Queridos irmãos e irmãs,

É Páscoa. Somos chamados a contemplar e seguir os passos de Deus libertador que se manifesta neste mundo (Páscoa significa passo não de quem passa aleatoriamente, mas de quem chega e fica). Cada vez mais, queremos vislumbrar em todo o cosmos uma espécie de imenso "corpo divino", no qual procuramos viver uma nova relação de comunhão amorosa conosco mesmo, com as outras pessoas e com o universo inteiro. A primeira lua cheia desta nova estação, tão bela e que estende sobre a terra o seu caminho de luz, nos chama a venerar a Terra, as Águas e a própria noite que se transforma em madrugada de um novo dia. Apesar de que os rituais indígenas de cura da Terra Mãe e, no Candomblé, a festa das águas de Oxalá, ritos da primavera do hemisfério sul, se dão em setembro, já podemos celebrar no coração uma Páscoa nova e universal.

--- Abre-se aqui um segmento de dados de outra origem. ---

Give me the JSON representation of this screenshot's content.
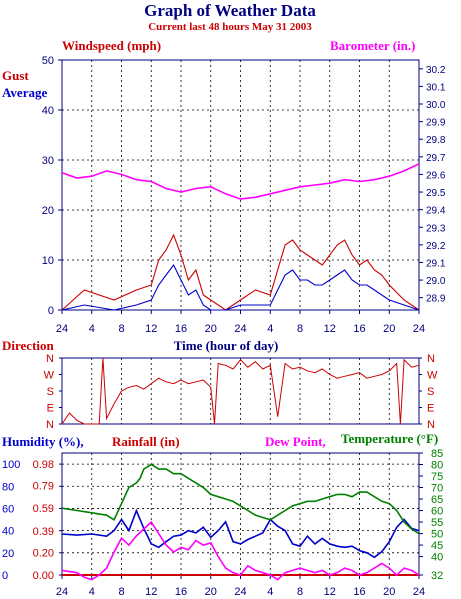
{
  "chart_data": [
    {
      "type": "line",
      "title": "Graph of Weather Data",
      "subtitle": "Current last 48 hours May 31 2003",
      "left_axis_title": "Windspeed (mph)",
      "right_axis_title": "Barometer (in.)",
      "legend": [
        "Gust",
        "Average"
      ],
      "xlabel": "Time (hour of day)",
      "x_ticks": [
        "24",
        "4",
        "8",
        "12",
        "16",
        "20",
        "24",
        "4",
        "8",
        "12",
        "16",
        "20",
        "24"
      ],
      "ylim": [
        0,
        50
      ],
      "y_ticks": [
        "0",
        "10",
        "20",
        "30",
        "40",
        "50"
      ],
      "y2lim": [
        28.83,
        30.25
      ],
      "y2_ticks": [
        "28.9",
        "29.0",
        "29.1",
        "29.2",
        "29.3",
        "29.4",
        "29.5",
        "29.6",
        "29.7",
        "29.8",
        "29.9",
        "30.0",
        "30.1",
        "30.2"
      ],
      "grid": true,
      "series": [
        {
          "name": "Gust",
          "color": "#cc0000",
          "axis": "left",
          "hours": [
            0,
            3,
            7,
            10,
            12,
            13,
            14,
            15,
            16,
            17,
            18,
            19,
            20,
            22,
            24,
            26,
            28,
            30,
            31,
            32,
            33,
            34,
            35,
            36,
            37,
            38,
            39,
            40,
            41,
            42,
            43,
            44,
            46,
            48
          ],
          "values": [
            0,
            4,
            2,
            4,
            5,
            10,
            12,
            15,
            11,
            6,
            8,
            3,
            2,
            0,
            2,
            4,
            3,
            13,
            14,
            12,
            11,
            10,
            9,
            11,
            13,
            14,
            11,
            9,
            10,
            8,
            7,
            5,
            2,
            0
          ]
        },
        {
          "name": "Average",
          "color": "#0000cc",
          "axis": "left",
          "hours": [
            0,
            3,
            7,
            10,
            12,
            13,
            14,
            15,
            16,
            17,
            18,
            19,
            20,
            22,
            24,
            26,
            28,
            30,
            31,
            32,
            33,
            34,
            35,
            36,
            37,
            38,
            39,
            40,
            41,
            42,
            43,
            44,
            46,
            48
          ],
          "values": [
            0,
            1,
            0,
            1,
            2,
            5,
            7,
            9,
            6,
            3,
            4,
            1,
            0,
            0,
            1,
            1,
            1,
            7,
            8,
            6,
            6,
            5,
            5,
            6,
            7,
            8,
            6,
            5,
            5,
            4,
            3,
            2,
            1,
            0
          ]
        },
        {
          "name": "Barometer",
          "color": "#ff00ff",
          "axis": "right",
          "hours": [
            0,
            2,
            4,
            6,
            8,
            10,
            12,
            14,
            16,
            18,
            20,
            22,
            24,
            26,
            28,
            30,
            32,
            34,
            36,
            38,
            40,
            42,
            44,
            46,
            48
          ],
          "values": [
            29.61,
            29.58,
            29.59,
            29.62,
            29.6,
            29.57,
            29.56,
            29.52,
            29.5,
            29.52,
            29.53,
            29.49,
            29.46,
            29.47,
            29.49,
            29.51,
            29.53,
            29.54,
            29.55,
            29.57,
            29.56,
            29.57,
            29.59,
            29.62,
            29.66
          ]
        }
      ]
    },
    {
      "type": "line",
      "title": "Direction",
      "y_ticks": [
        "N",
        "W",
        "S",
        "E",
        "N"
      ],
      "y_ticks_right": [
        "N",
        "W",
        "S",
        "E",
        "N"
      ],
      "ylim": [
        0,
        360
      ],
      "series": [
        {
          "name": "Direction",
          "color": "#cc0000",
          "hours": [
            0,
            1,
            2,
            3,
            4,
            5,
            5.5,
            6,
            7,
            8,
            9,
            10,
            11,
            12,
            13,
            14,
            15,
            16,
            17,
            18,
            19,
            20,
            20.5,
            21,
            22,
            23,
            24,
            25,
            26,
            27,
            28,
            29,
            30,
            31,
            32,
            33,
            34,
            35,
            36,
            37,
            38,
            39,
            40,
            41,
            42,
            43,
            44,
            45,
            45.5,
            46,
            47,
            48
          ],
          "values": [
            0,
            60,
            20,
            0,
            0,
            0,
            360,
            30,
            110,
            180,
            200,
            210,
            190,
            220,
            250,
            230,
            220,
            240,
            220,
            230,
            240,
            200,
            0,
            330,
            320,
            300,
            350,
            310,
            340,
            300,
            320,
            40,
            330,
            300,
            310,
            290,
            280,
            300,
            270,
            250,
            260,
            270,
            280,
            250,
            260,
            270,
            290,
            330,
            0,
            350,
            310,
            320
          ]
        }
      ]
    },
    {
      "type": "line",
      "title": "",
      "legend": [
        "Humidity (%),",
        "Rainfall (in)",
        "Dew Point,",
        "Temperature (°F)"
      ],
      "x_ticks": [
        "24",
        "4",
        "8",
        "12",
        "16",
        "20",
        "24",
        "4",
        "8",
        "12",
        "16",
        "20",
        "24"
      ],
      "left_ticks_humidity": [
        "0",
        "20",
        "40",
        "60",
        "80",
        "100"
      ],
      "left_ticks_rain": [
        "0.00",
        "0.20",
        "0.39",
        "0.59",
        "0.79",
        "0.98"
      ],
      "right_ticks_temp": [
        "32",
        "40",
        "45",
        "50",
        "55",
        "60",
        "65",
        "70",
        "75",
        "80",
        "85"
      ],
      "ylim_humidity": [
        0,
        110
      ],
      "ylim_temp": [
        32,
        85
      ],
      "series": [
        {
          "name": "Humidity",
          "color": "#0000cc",
          "axis": "humidity",
          "hours": [
            0,
            2,
            4,
            6,
            7,
            8,
            9,
            10,
            10.5,
            11,
            12,
            13,
            14,
            15,
            16,
            17,
            18,
            19,
            20,
            21,
            22,
            23,
            24,
            25,
            26,
            27,
            28,
            29,
            30,
            31,
            32,
            33,
            34,
            35,
            36,
            37,
            38,
            39,
            40,
            41,
            42,
            43,
            44,
            45,
            46,
            47,
            48
          ],
          "values": [
            37,
            36,
            37,
            35,
            40,
            50,
            40,
            58,
            50,
            42,
            28,
            25,
            30,
            35,
            36,
            40,
            38,
            43,
            34,
            40,
            48,
            30,
            28,
            32,
            35,
            38,
            50,
            44,
            40,
            28,
            26,
            35,
            28,
            33,
            28,
            26,
            25,
            26,
            22,
            20,
            16,
            21,
            30,
            43,
            50,
            42,
            40
          ]
        },
        {
          "name": "Rainfall",
          "color": "#cc0000",
          "axis": "rain",
          "hours": [
            0,
            48
          ],
          "values": [
            0.0,
            0.0
          ]
        },
        {
          "name": "Dew Point",
          "color": "#ff00ff",
          "axis": "temp",
          "hours": [
            0,
            2,
            3,
            4,
            5,
            6,
            7,
            8,
            9,
            10,
            11,
            12,
            13,
            14,
            15,
            16,
            17,
            18,
            19,
            20,
            21,
            22,
            23,
            24,
            25,
            26,
            27,
            28,
            29,
            30,
            31,
            32,
            33,
            34,
            35,
            36,
            37,
            38,
            39,
            40,
            41,
            42,
            43,
            44,
            45,
            46,
            47,
            48
          ],
          "values": [
            34,
            33,
            31,
            30,
            32,
            35,
            42,
            48,
            45,
            49,
            52,
            55,
            50,
            45,
            42,
            44,
            43,
            47,
            45,
            46,
            40,
            35,
            33,
            32,
            36,
            34,
            33,
            32,
            30,
            33,
            34,
            35,
            34,
            33,
            34,
            32,
            33,
            35,
            34,
            32,
            33,
            35,
            37,
            35,
            32,
            35,
            34,
            32
          ]
        },
        {
          "name": "Temperature",
          "color": "#008000",
          "axis": "temp",
          "hours": [
            0,
            2,
            4,
            6,
            7,
            8,
            9,
            10,
            10.5,
            11,
            12,
            13,
            14,
            15,
            16,
            17,
            18,
            19,
            20,
            21,
            22,
            23,
            24,
            25,
            26,
            27,
            28,
            29,
            30,
            31,
            32,
            33,
            34,
            35,
            36,
            37,
            38,
            39,
            40,
            41,
            42,
            43,
            44,
            45,
            46,
            47,
            48
          ],
          "values": [
            61,
            60,
            59,
            58,
            56,
            63,
            70,
            72,
            74,
            78,
            80,
            78,
            78,
            76,
            76,
            74,
            72,
            70,
            67,
            66,
            65,
            64,
            62,
            60,
            58,
            57,
            56,
            58,
            60,
            62,
            63,
            64,
            64,
            65,
            66,
            67,
            67,
            66,
            68,
            68,
            66,
            64,
            63,
            60,
            55,
            52,
            50
          ]
        }
      ]
    }
  ]
}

Nas comunidades judaicas, a festa pascal recorda que a vocação de todo ser humano é ser livre. O chamado divino é sempre libertador, no plano social e pessoal. Só existe Páscoa se entrarmos sempre de novo neste processo de verdadeira libertação. Quando tínhamos o mosteiro de Goiás, em cada vigília pascal, dedicávamos uma boa parte da celebração a meditar e conversar sobre as Páscoas divinas que estão ocorrendo hoje no mundo e em torno de nós. Neste sentido, estou convencido de que não podemos deixar de valorizar a ação pascal do amor divino nas conquistas sociais e nos novos processos políticos que se iniciam em vários países da América Latina, (Bolívia, Equador, Venezuela e agora Uruguai), embora ainda sejam incipientes e contraditórios. No Brasil, este ano de eleições, não deixa de ser para nós, ocasião de exigir dos/as candidatos/as que pedem nossos votos, garantias mais profundas de que se manterão as conquistas já feitas, no sentido de um Brasil mais justo, mas também o compromisso efetivo de passos novos, na direção de uma mais equitativa distribuição de renda, de uma reforma agrária justa e um desenvolvimento que não seja só econômico, tipo PAC, mas eco-social e respeitador das águas e dos povos empobrecidos. Não seria de acordo com a fé pascal dizermos "fiquemos no que é possível" e nos contentarmos com uma espécie de acomodamento que nunca levará ao novo que o Apocalipse anuncia ao falar em "um novo céu e uma terra nova". É claro que essa dialética entre a profecia e o que é possível faz parte da história e também não seríamos fiéis à libertação pascal se nos refugiássemos em um purismo transcendental utópico, mas irrealizável. Temos de garantir os pés na terra e, como dizemos na eucaristia, "corações ao alto!".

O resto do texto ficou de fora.